IBA-Chefin Marta Doehler-Behzadi über Stadt und Land

  »Wir müssen Strukturen erhalten und neu gestalten« | IBA-Chefin Marta Doehler-Behzadi über Stadt und Land

Die Internationale Bauausstellung (IBA) Thüringen, die sich in den Jahren von 2015 bis 2023 dem Thema »StadtLand« widmet, hat dieses Jahr Halbzeit. In Apolda präsentiert sie den Zwischenstand ihrer 30 Zukunftsprojekte für die Provinz. Die IBA-Geschäftsführerin Marta Doehler-Behzadi erzählt im Interview vom Unterschied zwischen Stadt und Land, von leeren Räumen und vom Selbermachen.

kreuzer: Die Zwischenpräsentation der IBA nennt sich »StadtLand«. Löst sich der Gegensatz von Stadt und Land auf?Marta Doehler-Behzadi: Die Lebensumstände der Menschen auf dem Land und in der Stadt sind sehr ähnlich geworden: Sie gehen in die gleichen Supermärkte, machen die gleichen Urlaube, treiben dieselben Sportarten, nutzen die gleichen Bildungsmöglichkeiten und so weiter. Die Städte sind längst nicht mehr stark industrialisiert, das Landleben ist kaum noch bäuerlich.

kreuzer: Aber gleich sind Stadt und Land noch nicht?Doehler-Behzadi: Man lebt auf dem Dorf nach wie vor anders als in einer größeren Stadt oder gar einer Metropole. Und es gibt bestimmte Erfahrungen in Stadt und Land, die sich unterscheiden: Das Land, wo sowieso schon Unterdruck herrschte, hat sich immer weiter entleert, während die Städte immer mehr belastet wurden. Das ist dem sozialen Frieden und dem demokratischen Zusammenhalt nicht ganz zuträglich. Deshalb erkennen wir für unser Thema auch einen gesellschaftlichen Auftrag, denn wie der ländliche Raum gemanagt werden sollte, weiß man immer noch nicht so richtig.

kreuzer: Längere Zeit wurden die größeren Städte als Leuchttürme betrachtet und der Rest als der Rest. Macht man das noch so?Doehler-Behzadi: Diese Sichtweise zeigte sich letztens erst in der Empfehlung des Instituts für Wirtschaftsforschung Halle, im Osten vor allem in die Leuchttürme zu investieren. Das ist sicher rational begründbar, aber dieser alte Stadt-Land-Gegensatz hat schwerwiegende Folgen, nicht nur städtebaulich, infrastrukturell oder volkswirtschaftlich, sondern auch mental und politisch.
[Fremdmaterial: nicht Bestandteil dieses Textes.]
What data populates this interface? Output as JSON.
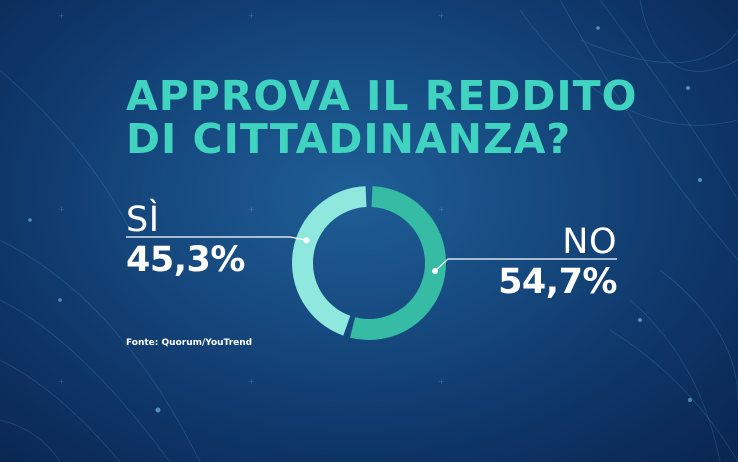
{
  "chart_data": {
    "type": "pie",
    "variant": "donut",
    "title_lines": [
      "APPROVA IL REDDITO",
      "DI CITTADINANZA?"
    ],
    "categories": [
      "SÌ",
      "NO"
    ],
    "values": [
      45.3,
      54.7
    ],
    "value_labels": [
      "45,3%",
      "54,7%"
    ],
    "colors": [
      "#8ee8dd",
      "#36bba4"
    ],
    "source": "Fonte: Quorum/YouTrend"
  }
}
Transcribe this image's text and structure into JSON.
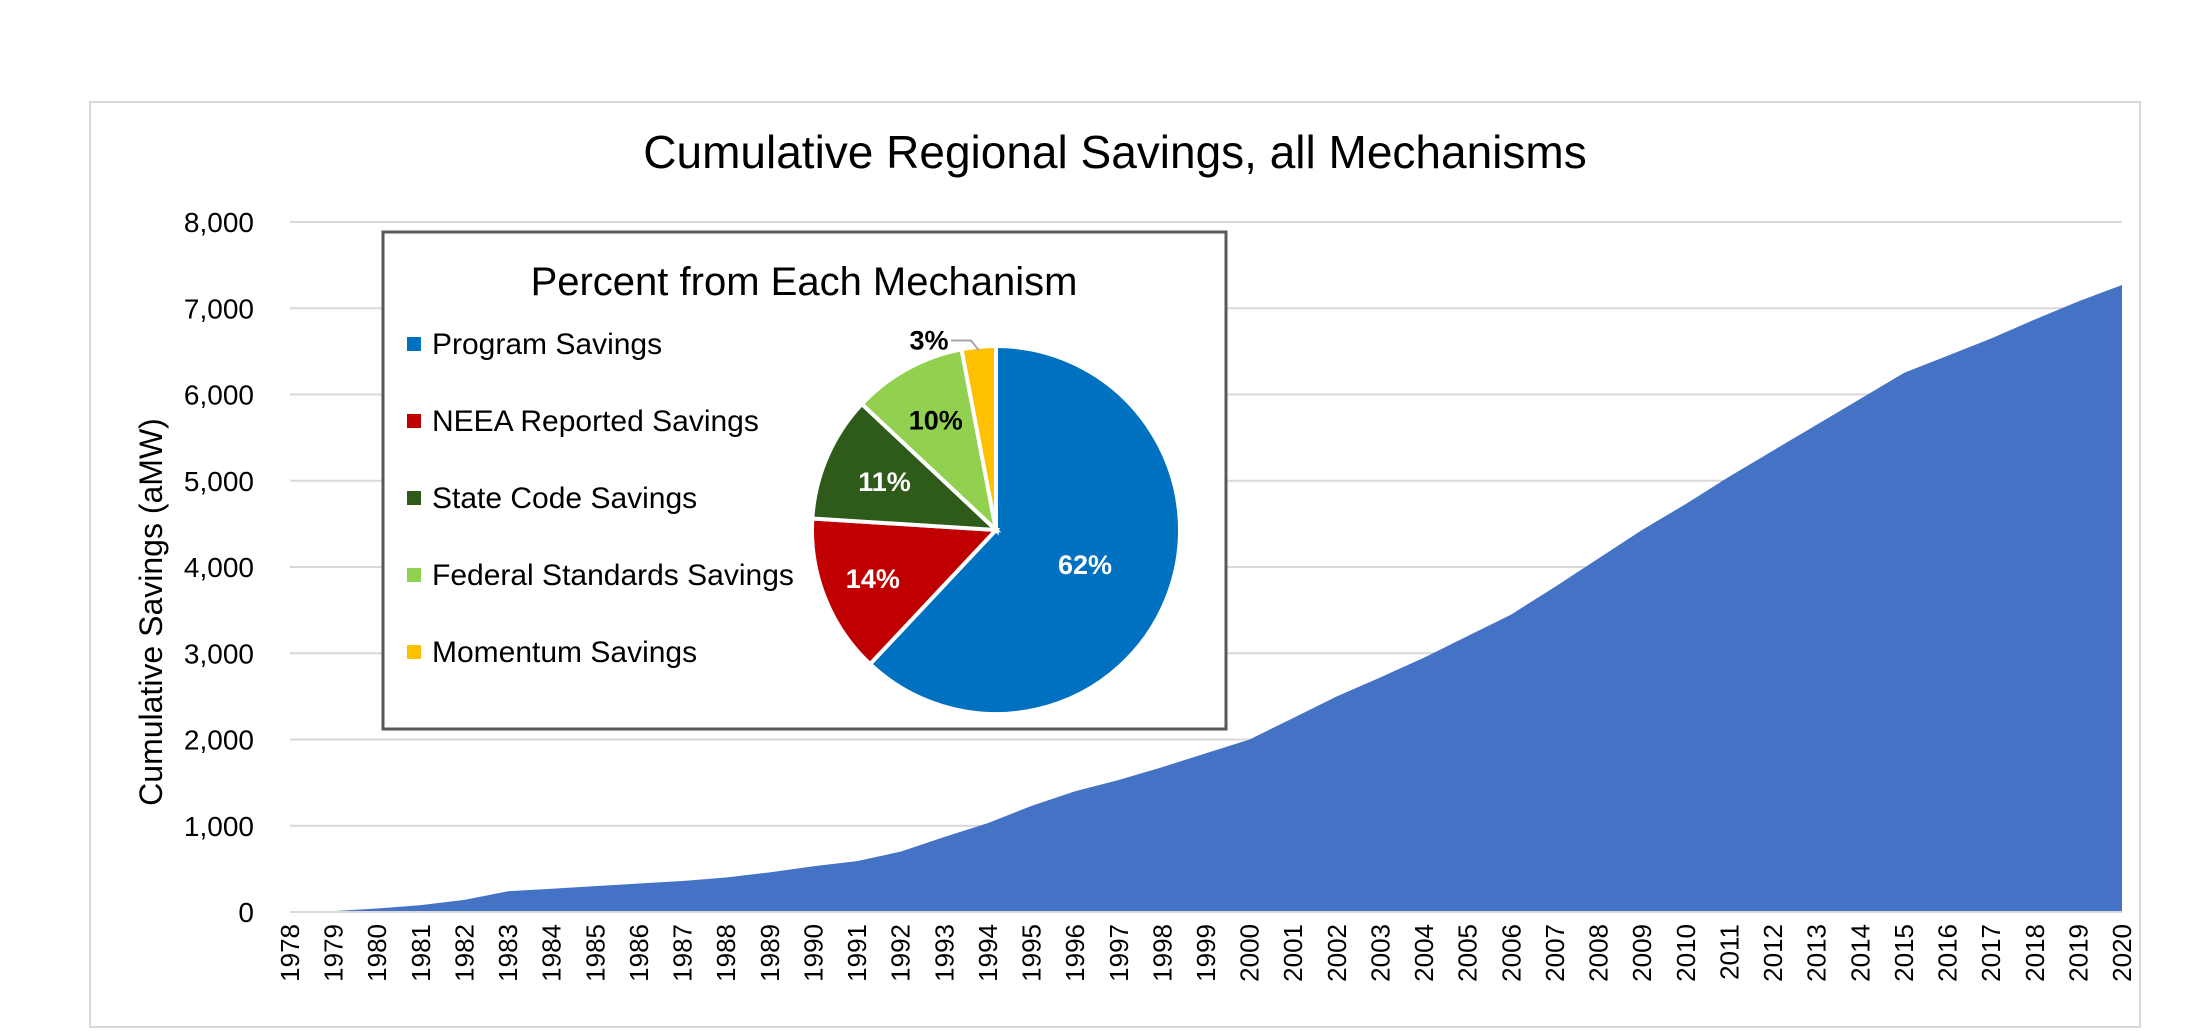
{
  "chart_data": [
    {
      "type": "area",
      "title": "Cumulative Regional Savings, all Mechanisms",
      "xlabel": "",
      "ylabel": "Cumulative Savings (aMW)",
      "ylim": [
        0,
        8000
      ],
      "yticks": [
        "0",
        "1,000",
        "2,000",
        "3,000",
        "4,000",
        "5,000",
        "6,000",
        "7,000",
        "8,000"
      ],
      "grid": true,
      "color": "#4472C4",
      "x": [
        "1978",
        "1979",
        "1980",
        "1981",
        "1982",
        "1983",
        "1984",
        "1985",
        "1986",
        "1987",
        "1988",
        "1989",
        "1990",
        "1991",
        "1992",
        "1993",
        "1994",
        "1995",
        "1996",
        "1997",
        "1998",
        "1999",
        "2000",
        "2001",
        "2002",
        "2003",
        "2004",
        "2005",
        "2006",
        "2007",
        "2008",
        "2009",
        "2010",
        "2011",
        "2012",
        "2013",
        "2014",
        "2015",
        "2016",
        "2017",
        "2018",
        "2019",
        "2020"
      ],
      "values": [
        0,
        10,
        40,
        80,
        140,
        240,
        270,
        300,
        330,
        360,
        400,
        460,
        530,
        590,
        700,
        870,
        1030,
        1230,
        1400,
        1530,
        1680,
        1840,
        2000,
        2250,
        2500,
        2720,
        2950,
        3200,
        3450,
        3770,
        4100,
        4430,
        4730,
        5050,
        5350,
        5650,
        5950,
        6250,
        6450,
        6650,
        6870,
        7080,
        7270
      ]
    },
    {
      "type": "pie",
      "title": "Percent from Each Mechanism",
      "legend_position": "left",
      "slices": [
        {
          "label": "Program Savings",
          "value": 62,
          "text": "62%",
          "color": "#0070C0"
        },
        {
          "label": "NEEA Reported Savings",
          "value": 14,
          "text": "14%",
          "color": "#C00000"
        },
        {
          "label": "State Code Savings",
          "value": 11,
          "text": "11%",
          "color": "#2E5B1A"
        },
        {
          "label": "Federal Standards Savings",
          "value": 10,
          "text": "10%",
          "color": "#92D050"
        },
        {
          "label": "Momentum Savings",
          "value": 3,
          "text": "3%",
          "color": "#FFC000"
        }
      ]
    }
  ]
}
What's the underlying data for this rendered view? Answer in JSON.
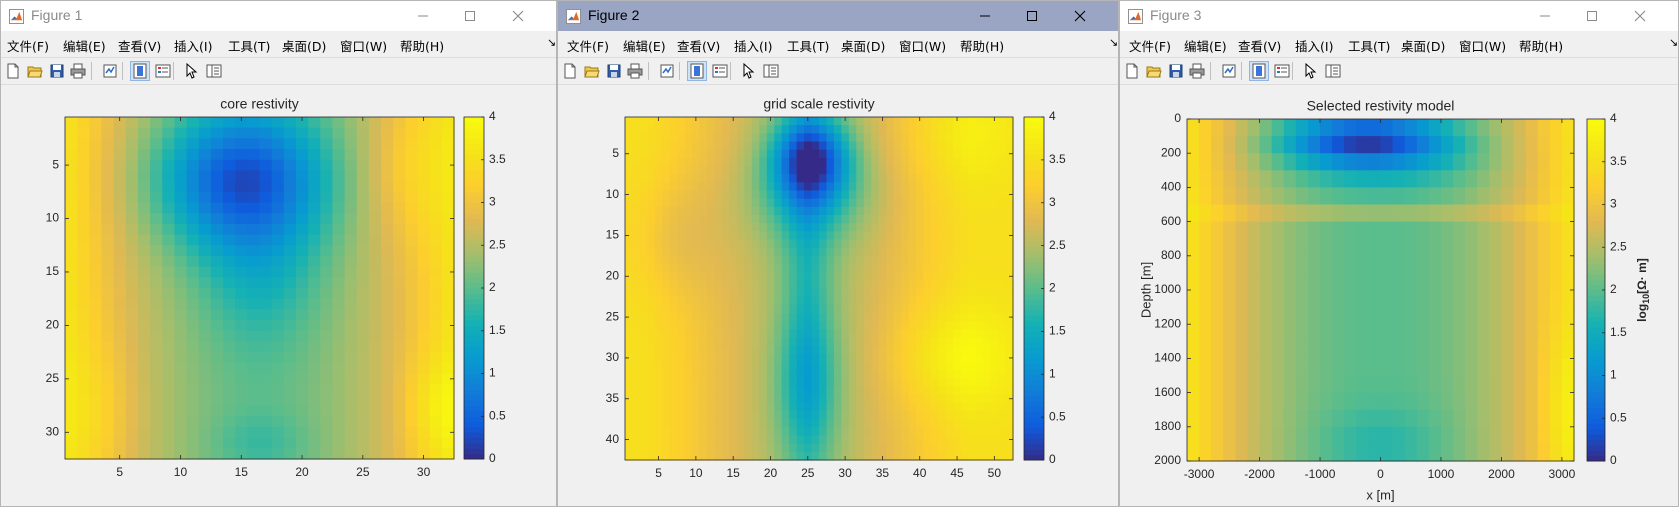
{
  "menu": [
    "文件(F)",
    "编辑(E)",
    "查看(V)",
    "插入(I)",
    "工具(T)",
    "桌面(D)",
    "窗口(W)",
    "帮助(H)"
  ],
  "menu_overflow": "↘",
  "toolbar_icons": [
    "new-figure-icon",
    "open-file-icon",
    "save-icon",
    "print-icon",
    "link-plot-icon",
    "colorbar-icon",
    "legend-icon",
    "edit-plot-arrow-icon",
    "property-inspector-icon"
  ],
  "window_controls": [
    "minimize-icon",
    "maximize-icon",
    "close-icon"
  ],
  "colormap": "parula",
  "windows": [
    {
      "title": "Figure 1",
      "active": false,
      "chart_data": {
        "type": "heatmap",
        "title": "core restivity",
        "xlabel": "",
        "ylabel": "",
        "colorbar_label": "",
        "xticks": [
          "5",
          "10",
          "15",
          "20",
          "25",
          "30"
        ],
        "yticks": [
          "5",
          "10",
          "15",
          "20",
          "25",
          "30"
        ],
        "colorbar_ticks": [
          "0",
          "0.5",
          "1",
          "1.5",
          "2",
          "2.5",
          "3",
          "3.5",
          "4"
        ],
        "xlim": [
          0.5,
          32.5
        ],
        "ylim": [
          0.5,
          32.5
        ],
        "y_reversed": true,
        "clim": [
          0,
          4
        ],
        "grid": [
          32,
          32
        ],
        "field": "core"
      }
    },
    {
      "title": "Figure 2",
      "active": true,
      "chart_data": {
        "type": "heatmap",
        "title": "grid scale restivity",
        "xlabel": "",
        "ylabel": "",
        "colorbar_label": "",
        "xticks": [
          "5",
          "10",
          "15",
          "20",
          "25",
          "30",
          "35",
          "40",
          "45",
          "50"
        ],
        "yticks": [
          "5",
          "10",
          "15",
          "20",
          "25",
          "30",
          "35",
          "40"
        ],
        "colorbar_ticks": [
          "0",
          "0.5",
          "1",
          "1.5",
          "2",
          "2.5",
          "3",
          "3.5",
          "4"
        ],
        "xlim": [
          0.5,
          52.5
        ],
        "ylim": [
          0.5,
          42.5
        ],
        "y_reversed": true,
        "clim": [
          0,
          4
        ],
        "grid": [
          52,
          42
        ],
        "field": "grid"
      }
    },
    {
      "title": "Figure 3",
      "active": false,
      "chart_data": {
        "type": "heatmap",
        "title": "Selected restivity model",
        "xlabel": "x [m]",
        "ylabel": "Depth [m]",
        "colorbar_label": "log10[Ω· m]",
        "colorbar_label_parts": [
          "log",
          "10",
          "[Ω· m]"
        ],
        "xticks": [
          "-3000",
          "-2000",
          "-1000",
          "0",
          "1000",
          "2000",
          "3000"
        ],
        "yticks": [
          "0",
          "200",
          "400",
          "600",
          "800",
          "1000",
          "1200",
          "1400",
          "1600",
          "1800",
          "2000"
        ],
        "colorbar_ticks": [
          "0",
          "0.5",
          "1",
          "1.5",
          "2",
          "2.5",
          "3",
          "3.5",
          "4"
        ],
        "xlim": [
          -3200,
          3200
        ],
        "ylim": [
          0,
          2000
        ],
        "y_reversed": true,
        "clim": [
          0,
          4
        ],
        "grid": [
          32,
          20
        ],
        "field": "model"
      }
    }
  ]
}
kreuzer: Gibt es bei weniger Menschen im ländlichen Raum nicht auch eine andere Infrastruktur, ein anderes Jobangebot, andere soziale Strukturen?Doehler-Behzadi: Der ländliche Raum ist recht unterschiedlich und müsste so auch wahrgenommen werden, stattdessen wird er eher oberflächlich und verallgemeinernd betrachtet. Da liegt auch das Anliegen der IBA: Man muss sich auf diese Perspektive einlassen und eine Haltung einnehmen, die dem ländlichen Raum nicht in den Rücken fällt.

kreuzer: Es gibt also zwischen den einzelnen Dörfern, Kleinstädten und Regionen auch Unterschiede?Doehler-Behzadi: Ja, denn es hängt sehr viel von den einzelnen Menschen ab, weniger davon, ob ein Dorf einen günstigen Autobahnanschluss hat. Natürlich ist 
die Infrastruktur, die das Leben erleichtern oder eben auch verschlechtern kann, nicht egal. Es ist ein Problem, wenn jemand innerhalb weniger Jahre erlebt, dass alles immer weniger wird oder verschwindet: Bahnstation, Schule, Kneipe, Frisör, Geldautomat, und dann kommt noch eine Gebietsreform. Nicht zuletzt nach den letzten Wahlergebnissen müssen wir uns als Gesellschaft genau überlegen, wie wir die Strukturen so aufrechterhalten, dass sich da jemand kümmert. Einige Transformationserscheinungen haben ein krisenhaftes Ausmaß erlangt, zum Beispiel der demografische Wandel: Die Einwohnerzahl etwa im Schwarzatal ging innerhalb kurzer Zeit massiv zurück. Dann kam, ebenfalls rasant, die Wirtschaftsstruktur im Tourismus völlig zum Erliegen. Veränderungen, die in kurzer Zeit stattfinden, sind immer schwer auszuhalten, auch für eine Gemeinschaft oder Gesellschaft. Da braucht es Strukturen, um das einfacher zu gestalten.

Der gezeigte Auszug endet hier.